Plusieurs dizaines d'avocats à travers toute la France tentent de s'attaquer aux contrôles d'identité pratiqués par les forces de l'ordre, a révélé France Bleu 107.1 ce matin. Ils vont déposer une requête au Conseil constitutionnel, sous forme de "Question prioritaire de constitutionnalité" (QPC), pour rendre les contrôles d'identité inconstitutionnels. Ils sont soutenus par une ONG américaine, financée par le milliardaire Georges Sorros.

(Radio France © France Info)

Sa lecture n'a rien d'une partie de plaisir, et pourtant, toute une équipe d'avocats et de juristes a lu et relu pendant plus d'un an l'article 78-2 du code de procédure pénale. C'est lui qui régit les contrôles d'identité effectués par les forces de l'ordre.

Un collectif de juristes, emmené par l'avocat parisien William Bourdon, spécialiste des questions de droits de l'Homme, est parti en guerre contre les contrôles au faciès et les contrôles abusifs. Et selon eux, l'article 78-2 autorise et couvre ses dérapages de par sa formulation.

Ils ont donc décidé de mener une offensive sur deux fronts. Le front judiciaire d'abord : ils vont interroger aujourd'hui le Conseil constitutionnel sur la conformité de l'article incriminé. Pour cela, ils vont utiliser un procédé à la mode et déposer une QPC, une Question prioritaire de constitutionnalité, qui permet de mettre en doute une disposition légale.

Ce réseau d'avocats militants s'appuie aussi sur le terrain, en traquant et en répertoriant tous les cas de contrôles d'identité qui leur semblent abusifs.

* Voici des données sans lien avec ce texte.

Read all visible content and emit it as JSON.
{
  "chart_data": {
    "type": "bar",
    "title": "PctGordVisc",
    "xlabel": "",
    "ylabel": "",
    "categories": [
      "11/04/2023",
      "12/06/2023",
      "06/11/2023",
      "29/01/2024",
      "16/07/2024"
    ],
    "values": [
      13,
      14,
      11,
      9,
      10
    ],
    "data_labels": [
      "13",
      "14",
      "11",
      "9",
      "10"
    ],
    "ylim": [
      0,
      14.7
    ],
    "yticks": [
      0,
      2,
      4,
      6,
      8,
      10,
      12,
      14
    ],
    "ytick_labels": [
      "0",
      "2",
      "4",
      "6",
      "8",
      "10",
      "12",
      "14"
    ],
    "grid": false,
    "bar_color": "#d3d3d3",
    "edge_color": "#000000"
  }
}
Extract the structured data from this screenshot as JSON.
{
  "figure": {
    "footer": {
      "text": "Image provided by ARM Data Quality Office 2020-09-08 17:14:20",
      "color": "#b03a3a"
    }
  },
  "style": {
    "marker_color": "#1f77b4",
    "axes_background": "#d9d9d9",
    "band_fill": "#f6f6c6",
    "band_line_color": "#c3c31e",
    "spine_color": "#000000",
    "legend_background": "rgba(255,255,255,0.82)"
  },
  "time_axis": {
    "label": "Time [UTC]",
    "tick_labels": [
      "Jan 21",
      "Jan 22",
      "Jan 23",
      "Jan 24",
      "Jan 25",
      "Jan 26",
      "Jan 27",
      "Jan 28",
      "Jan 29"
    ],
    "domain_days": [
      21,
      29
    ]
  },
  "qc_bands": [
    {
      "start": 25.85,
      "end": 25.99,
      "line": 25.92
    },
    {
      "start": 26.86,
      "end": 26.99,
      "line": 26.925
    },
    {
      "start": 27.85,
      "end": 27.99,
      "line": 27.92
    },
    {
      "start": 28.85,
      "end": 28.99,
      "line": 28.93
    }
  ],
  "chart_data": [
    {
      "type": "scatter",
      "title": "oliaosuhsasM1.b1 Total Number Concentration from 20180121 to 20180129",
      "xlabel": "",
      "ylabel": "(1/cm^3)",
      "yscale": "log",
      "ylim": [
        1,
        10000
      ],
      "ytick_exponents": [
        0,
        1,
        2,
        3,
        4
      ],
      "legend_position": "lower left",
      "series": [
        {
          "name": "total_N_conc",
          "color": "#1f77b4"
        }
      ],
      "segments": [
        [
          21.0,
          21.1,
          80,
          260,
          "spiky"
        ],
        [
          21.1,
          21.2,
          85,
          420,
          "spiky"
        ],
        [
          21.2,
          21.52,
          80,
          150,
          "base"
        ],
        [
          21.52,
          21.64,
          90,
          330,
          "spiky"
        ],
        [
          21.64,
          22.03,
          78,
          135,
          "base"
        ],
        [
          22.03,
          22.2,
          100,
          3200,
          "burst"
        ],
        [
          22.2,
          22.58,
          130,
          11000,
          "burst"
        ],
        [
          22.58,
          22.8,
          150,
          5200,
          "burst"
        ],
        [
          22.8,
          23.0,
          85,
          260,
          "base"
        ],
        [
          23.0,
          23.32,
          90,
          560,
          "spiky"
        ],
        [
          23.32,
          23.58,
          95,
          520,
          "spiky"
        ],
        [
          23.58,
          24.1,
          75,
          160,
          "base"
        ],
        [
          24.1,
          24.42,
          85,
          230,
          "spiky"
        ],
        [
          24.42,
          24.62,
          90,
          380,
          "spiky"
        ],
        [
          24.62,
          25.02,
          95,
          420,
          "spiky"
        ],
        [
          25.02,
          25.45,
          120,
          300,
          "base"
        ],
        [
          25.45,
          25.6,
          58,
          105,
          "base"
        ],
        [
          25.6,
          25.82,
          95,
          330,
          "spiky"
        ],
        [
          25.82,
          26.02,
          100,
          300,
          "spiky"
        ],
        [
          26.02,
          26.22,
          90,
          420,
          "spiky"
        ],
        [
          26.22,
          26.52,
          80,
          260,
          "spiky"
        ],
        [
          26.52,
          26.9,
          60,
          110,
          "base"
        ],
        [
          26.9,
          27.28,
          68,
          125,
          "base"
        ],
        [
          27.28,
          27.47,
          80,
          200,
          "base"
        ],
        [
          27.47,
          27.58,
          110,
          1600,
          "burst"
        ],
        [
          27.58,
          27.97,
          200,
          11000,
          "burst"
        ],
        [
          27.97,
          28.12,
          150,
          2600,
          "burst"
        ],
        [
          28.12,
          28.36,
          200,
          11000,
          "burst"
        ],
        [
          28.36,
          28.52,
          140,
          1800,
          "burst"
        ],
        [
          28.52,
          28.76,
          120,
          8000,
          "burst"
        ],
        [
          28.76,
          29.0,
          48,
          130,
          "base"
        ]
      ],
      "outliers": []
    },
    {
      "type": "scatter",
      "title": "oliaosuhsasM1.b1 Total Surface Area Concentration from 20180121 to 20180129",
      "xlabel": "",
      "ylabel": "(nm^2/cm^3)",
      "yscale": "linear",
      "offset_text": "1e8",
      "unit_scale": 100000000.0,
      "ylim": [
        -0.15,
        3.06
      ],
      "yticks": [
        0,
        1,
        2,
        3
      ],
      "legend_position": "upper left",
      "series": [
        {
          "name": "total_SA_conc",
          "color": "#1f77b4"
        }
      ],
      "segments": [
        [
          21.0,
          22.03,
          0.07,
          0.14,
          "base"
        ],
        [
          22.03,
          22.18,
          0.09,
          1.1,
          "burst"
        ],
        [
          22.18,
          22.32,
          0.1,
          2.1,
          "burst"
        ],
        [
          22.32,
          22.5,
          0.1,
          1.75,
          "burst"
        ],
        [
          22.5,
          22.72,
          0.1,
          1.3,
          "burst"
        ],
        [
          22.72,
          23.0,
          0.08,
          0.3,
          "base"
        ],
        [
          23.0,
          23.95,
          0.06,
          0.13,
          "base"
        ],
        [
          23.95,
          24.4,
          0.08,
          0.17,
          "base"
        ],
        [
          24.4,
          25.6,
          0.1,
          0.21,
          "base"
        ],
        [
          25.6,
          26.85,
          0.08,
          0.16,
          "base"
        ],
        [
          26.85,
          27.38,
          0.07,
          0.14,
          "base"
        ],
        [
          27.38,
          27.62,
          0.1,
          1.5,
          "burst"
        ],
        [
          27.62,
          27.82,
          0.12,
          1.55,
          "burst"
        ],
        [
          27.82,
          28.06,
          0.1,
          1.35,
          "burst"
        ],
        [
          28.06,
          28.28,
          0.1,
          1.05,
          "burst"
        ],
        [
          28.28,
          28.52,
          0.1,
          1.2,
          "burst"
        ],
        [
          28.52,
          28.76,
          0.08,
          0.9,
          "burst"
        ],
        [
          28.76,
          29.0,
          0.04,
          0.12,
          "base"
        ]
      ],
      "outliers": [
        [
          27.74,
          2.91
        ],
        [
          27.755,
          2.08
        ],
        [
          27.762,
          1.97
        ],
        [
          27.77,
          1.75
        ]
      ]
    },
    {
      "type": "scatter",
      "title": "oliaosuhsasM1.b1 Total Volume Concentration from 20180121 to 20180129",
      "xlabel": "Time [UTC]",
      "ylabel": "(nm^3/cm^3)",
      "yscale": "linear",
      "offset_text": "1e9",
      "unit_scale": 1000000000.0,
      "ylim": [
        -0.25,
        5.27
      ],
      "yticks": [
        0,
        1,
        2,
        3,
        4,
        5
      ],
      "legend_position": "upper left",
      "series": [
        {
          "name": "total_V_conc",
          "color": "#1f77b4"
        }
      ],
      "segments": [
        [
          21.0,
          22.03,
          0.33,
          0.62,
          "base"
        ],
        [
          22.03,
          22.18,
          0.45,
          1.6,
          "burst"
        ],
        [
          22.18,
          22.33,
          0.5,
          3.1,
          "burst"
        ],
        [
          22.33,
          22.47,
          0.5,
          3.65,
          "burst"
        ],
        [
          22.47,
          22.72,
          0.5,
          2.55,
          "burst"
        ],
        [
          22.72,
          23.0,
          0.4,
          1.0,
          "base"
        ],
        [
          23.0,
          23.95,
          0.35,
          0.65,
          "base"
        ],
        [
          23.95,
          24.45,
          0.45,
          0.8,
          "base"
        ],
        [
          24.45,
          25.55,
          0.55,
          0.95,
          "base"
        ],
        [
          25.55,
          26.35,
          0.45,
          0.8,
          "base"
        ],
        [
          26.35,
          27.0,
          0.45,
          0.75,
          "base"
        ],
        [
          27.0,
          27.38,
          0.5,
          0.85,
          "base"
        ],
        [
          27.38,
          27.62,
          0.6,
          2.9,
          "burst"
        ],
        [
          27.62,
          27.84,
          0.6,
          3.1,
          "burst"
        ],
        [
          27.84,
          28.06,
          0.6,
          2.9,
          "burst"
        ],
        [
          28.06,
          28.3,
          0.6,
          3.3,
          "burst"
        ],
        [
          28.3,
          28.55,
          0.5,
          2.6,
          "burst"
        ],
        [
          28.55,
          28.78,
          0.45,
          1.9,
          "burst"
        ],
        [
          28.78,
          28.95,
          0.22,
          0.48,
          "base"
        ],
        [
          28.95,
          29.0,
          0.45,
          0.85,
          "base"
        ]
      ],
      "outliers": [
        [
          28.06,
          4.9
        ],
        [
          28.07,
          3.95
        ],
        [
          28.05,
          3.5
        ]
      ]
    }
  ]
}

Curieusement, ils sont soutenus dans leur démarche par une ONG américaine, Open society justice initiative, financée par milliardaire Georges Sorros. Au fil des années, elle est devenue une référence pour ceux qui militent contre les contrôles d'identité abusifs. Ses études ont fait date, notamment celles qui ont été réalisées à Paris, et qui montrent que dans certains lieux de la capitale, le risque d'être contrôlé est multiplié par six ou sept pour ceux qui sont d'origine maghrébine ou africaine.